Portland, OR, September 22, 2016 --(PR.com
)-- According to the Sun Sentinel, "Earlier this year, the Florida Senate approved a bill that would have declared computer coding... a language for the purpose of meeting graduation requirements that include the study of a foreign language."
It didn't pass the Legislature, but does the bill still have some merit?
What exactly constitutes a foreign language? According to Dictionary.com, a foreign language is any language used in a country other than one's own; a language that is studied mostly for cultural insight.
Does coding fit the bill? Well, coding is a language used in countries, including our own. Plus, it would not be a language studied mostly for cultural insight. It would be a language studied for application and technological advancement. So, according to the definition it does not hold merit.

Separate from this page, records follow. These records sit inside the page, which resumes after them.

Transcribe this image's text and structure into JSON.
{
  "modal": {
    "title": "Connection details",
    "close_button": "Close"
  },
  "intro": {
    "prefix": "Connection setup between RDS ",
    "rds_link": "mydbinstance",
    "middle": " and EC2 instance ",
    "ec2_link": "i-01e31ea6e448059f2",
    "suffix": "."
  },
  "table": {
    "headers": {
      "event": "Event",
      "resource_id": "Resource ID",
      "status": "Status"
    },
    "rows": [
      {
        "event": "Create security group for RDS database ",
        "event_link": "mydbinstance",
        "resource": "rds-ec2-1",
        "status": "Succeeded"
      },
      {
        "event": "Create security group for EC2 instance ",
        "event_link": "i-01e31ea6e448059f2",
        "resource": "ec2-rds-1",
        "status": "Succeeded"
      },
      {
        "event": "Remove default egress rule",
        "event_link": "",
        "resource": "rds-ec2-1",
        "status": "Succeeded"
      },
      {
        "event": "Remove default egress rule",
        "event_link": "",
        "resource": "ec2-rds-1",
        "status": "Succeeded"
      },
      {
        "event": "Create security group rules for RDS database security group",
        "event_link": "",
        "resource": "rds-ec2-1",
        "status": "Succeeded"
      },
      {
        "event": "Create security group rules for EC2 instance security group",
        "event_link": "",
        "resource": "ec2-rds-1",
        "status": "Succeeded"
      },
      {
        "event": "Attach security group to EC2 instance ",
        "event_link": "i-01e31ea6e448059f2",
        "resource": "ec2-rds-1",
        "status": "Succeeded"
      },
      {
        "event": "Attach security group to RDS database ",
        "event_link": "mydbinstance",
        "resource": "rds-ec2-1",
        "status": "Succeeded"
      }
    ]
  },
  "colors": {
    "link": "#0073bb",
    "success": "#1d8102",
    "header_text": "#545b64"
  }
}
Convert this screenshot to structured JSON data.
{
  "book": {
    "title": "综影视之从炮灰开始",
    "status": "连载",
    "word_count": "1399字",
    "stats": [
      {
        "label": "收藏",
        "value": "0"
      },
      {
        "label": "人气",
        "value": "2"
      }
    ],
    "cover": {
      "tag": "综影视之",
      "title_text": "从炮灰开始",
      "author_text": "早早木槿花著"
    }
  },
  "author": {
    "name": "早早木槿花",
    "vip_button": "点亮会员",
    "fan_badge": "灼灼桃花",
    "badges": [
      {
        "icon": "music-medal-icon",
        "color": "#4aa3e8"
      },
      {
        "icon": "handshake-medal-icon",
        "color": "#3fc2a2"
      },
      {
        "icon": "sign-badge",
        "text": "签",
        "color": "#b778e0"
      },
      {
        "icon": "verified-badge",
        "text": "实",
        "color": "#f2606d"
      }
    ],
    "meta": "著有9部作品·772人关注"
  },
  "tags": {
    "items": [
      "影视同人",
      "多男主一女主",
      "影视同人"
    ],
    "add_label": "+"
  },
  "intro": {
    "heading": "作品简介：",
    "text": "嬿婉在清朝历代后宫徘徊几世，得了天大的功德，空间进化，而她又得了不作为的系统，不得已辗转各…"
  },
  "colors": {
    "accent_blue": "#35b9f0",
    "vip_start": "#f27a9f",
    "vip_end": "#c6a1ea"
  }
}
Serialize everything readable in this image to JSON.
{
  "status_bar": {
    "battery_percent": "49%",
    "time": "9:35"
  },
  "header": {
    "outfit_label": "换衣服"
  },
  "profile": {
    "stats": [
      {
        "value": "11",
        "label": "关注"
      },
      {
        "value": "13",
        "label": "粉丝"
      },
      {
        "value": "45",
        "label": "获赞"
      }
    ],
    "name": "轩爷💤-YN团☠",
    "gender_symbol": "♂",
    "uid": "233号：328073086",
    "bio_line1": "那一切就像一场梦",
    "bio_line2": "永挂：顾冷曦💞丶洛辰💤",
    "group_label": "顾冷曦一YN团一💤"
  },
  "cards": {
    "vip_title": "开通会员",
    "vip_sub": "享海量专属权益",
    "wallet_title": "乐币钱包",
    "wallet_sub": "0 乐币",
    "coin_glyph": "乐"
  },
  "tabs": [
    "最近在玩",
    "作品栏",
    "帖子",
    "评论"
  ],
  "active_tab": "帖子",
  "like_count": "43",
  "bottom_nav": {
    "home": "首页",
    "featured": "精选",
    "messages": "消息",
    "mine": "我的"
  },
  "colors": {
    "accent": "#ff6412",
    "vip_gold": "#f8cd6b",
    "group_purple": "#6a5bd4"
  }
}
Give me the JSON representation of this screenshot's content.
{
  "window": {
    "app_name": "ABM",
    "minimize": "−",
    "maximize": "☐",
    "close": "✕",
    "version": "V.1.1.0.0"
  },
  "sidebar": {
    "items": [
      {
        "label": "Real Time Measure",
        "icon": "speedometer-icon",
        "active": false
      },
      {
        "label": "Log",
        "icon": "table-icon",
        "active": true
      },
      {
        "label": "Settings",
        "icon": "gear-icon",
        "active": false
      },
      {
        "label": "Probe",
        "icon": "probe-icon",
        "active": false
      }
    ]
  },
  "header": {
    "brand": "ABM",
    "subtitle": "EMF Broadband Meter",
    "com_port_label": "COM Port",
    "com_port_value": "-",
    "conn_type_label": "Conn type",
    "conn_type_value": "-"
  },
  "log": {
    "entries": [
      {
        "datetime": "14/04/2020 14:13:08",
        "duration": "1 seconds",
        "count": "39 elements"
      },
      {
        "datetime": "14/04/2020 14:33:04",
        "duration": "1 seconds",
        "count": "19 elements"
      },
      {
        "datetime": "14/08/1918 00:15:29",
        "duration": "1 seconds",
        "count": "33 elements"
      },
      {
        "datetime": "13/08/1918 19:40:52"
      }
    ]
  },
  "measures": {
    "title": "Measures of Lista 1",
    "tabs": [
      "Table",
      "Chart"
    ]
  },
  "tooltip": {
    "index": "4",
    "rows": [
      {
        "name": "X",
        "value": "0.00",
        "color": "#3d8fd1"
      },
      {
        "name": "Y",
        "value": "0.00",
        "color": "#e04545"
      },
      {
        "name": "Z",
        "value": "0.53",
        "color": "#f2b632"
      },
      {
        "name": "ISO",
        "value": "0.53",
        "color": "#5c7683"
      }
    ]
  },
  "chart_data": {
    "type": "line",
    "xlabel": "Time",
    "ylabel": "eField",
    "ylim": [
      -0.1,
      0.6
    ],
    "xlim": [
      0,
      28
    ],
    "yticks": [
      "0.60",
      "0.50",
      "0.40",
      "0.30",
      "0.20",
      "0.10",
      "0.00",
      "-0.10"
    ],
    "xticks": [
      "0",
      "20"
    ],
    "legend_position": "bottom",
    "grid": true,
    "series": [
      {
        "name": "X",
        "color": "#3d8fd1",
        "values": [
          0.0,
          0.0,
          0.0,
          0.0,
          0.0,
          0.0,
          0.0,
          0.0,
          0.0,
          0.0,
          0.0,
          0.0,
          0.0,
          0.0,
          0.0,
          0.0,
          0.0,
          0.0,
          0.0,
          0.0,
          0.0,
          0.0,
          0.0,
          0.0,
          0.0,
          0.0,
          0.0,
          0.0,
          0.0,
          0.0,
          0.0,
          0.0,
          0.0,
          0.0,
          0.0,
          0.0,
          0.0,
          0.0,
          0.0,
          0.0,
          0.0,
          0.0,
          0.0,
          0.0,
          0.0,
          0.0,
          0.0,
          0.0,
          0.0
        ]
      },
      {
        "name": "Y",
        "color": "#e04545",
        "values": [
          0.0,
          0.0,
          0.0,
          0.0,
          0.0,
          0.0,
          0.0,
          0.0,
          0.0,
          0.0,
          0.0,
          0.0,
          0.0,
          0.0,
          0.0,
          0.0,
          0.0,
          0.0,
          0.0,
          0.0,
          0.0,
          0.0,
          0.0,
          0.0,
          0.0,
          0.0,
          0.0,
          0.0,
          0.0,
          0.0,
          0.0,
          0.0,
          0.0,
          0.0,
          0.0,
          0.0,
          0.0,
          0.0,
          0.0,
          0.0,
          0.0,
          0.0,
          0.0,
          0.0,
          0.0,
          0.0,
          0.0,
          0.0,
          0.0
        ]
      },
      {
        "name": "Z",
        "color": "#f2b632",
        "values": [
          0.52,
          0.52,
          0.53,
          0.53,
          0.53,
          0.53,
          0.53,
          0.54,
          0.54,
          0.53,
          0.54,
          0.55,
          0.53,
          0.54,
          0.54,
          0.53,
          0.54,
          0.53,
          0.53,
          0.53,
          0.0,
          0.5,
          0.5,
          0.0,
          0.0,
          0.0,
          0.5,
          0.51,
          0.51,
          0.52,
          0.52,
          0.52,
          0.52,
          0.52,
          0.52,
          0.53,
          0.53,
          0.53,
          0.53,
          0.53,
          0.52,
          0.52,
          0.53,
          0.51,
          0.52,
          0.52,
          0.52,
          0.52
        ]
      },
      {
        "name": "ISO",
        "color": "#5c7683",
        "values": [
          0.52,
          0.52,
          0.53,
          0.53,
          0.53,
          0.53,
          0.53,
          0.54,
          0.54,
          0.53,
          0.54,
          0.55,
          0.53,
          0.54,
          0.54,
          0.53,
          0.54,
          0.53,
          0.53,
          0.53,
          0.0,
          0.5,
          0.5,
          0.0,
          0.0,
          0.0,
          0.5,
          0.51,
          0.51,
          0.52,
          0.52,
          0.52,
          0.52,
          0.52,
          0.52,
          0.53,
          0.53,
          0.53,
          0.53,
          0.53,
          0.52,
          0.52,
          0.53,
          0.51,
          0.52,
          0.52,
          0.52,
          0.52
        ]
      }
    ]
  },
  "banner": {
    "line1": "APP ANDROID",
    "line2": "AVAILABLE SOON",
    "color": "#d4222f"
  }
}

However, according to UPenn, components of human language consists of the following:
A sound-system (or phonological component).
A set of vocabulary items (the "lexicon").
A grammatical system ("morphology") which puts meaningful elements together into "words."
A syntax, or set of rules to state what the order of elements is in larger utterances, such as "sentences."
A semantic component, where meanings are interpreted.
How many of these rules apply to code? Two Tech Academy students, Jessica Irish and Quinn Zepeda, chimed in.
Yes - There is a sound component to coding because developers have to communicate with their teammates, which includes speaking out loud.
Yes - Early on at Tech Academy students go through a course specifically dedicated to learning definitions. More importantly, the coding lexicon is contextual to each program or project. "I know what 'from' means, but I need to know how to use it to be able to call or perform the right action." Each vocabulary word serves a function.
Yes - "No matter what language you're coding in the grammar is extremely important to set up a program." The difference between brackets, parenthesis and indents are crucial to writing code that works.
Yes - Another important element is code-flow. Coding syntax either makes or breaks your code. "Word-flow in coding is the same thing as somebody understanding where the adjectives and verbs go in the English language."
Yes - "You can read someone's code and be able to know this means that and that means this." Every line of code should all have meaning, whether it be to ID or to represent data or actions or functions. It should all have meaning even if it's just comments to tell you what the meaning is.
With all this being said, do you think computer coding should fulfill a school's foreign language credit?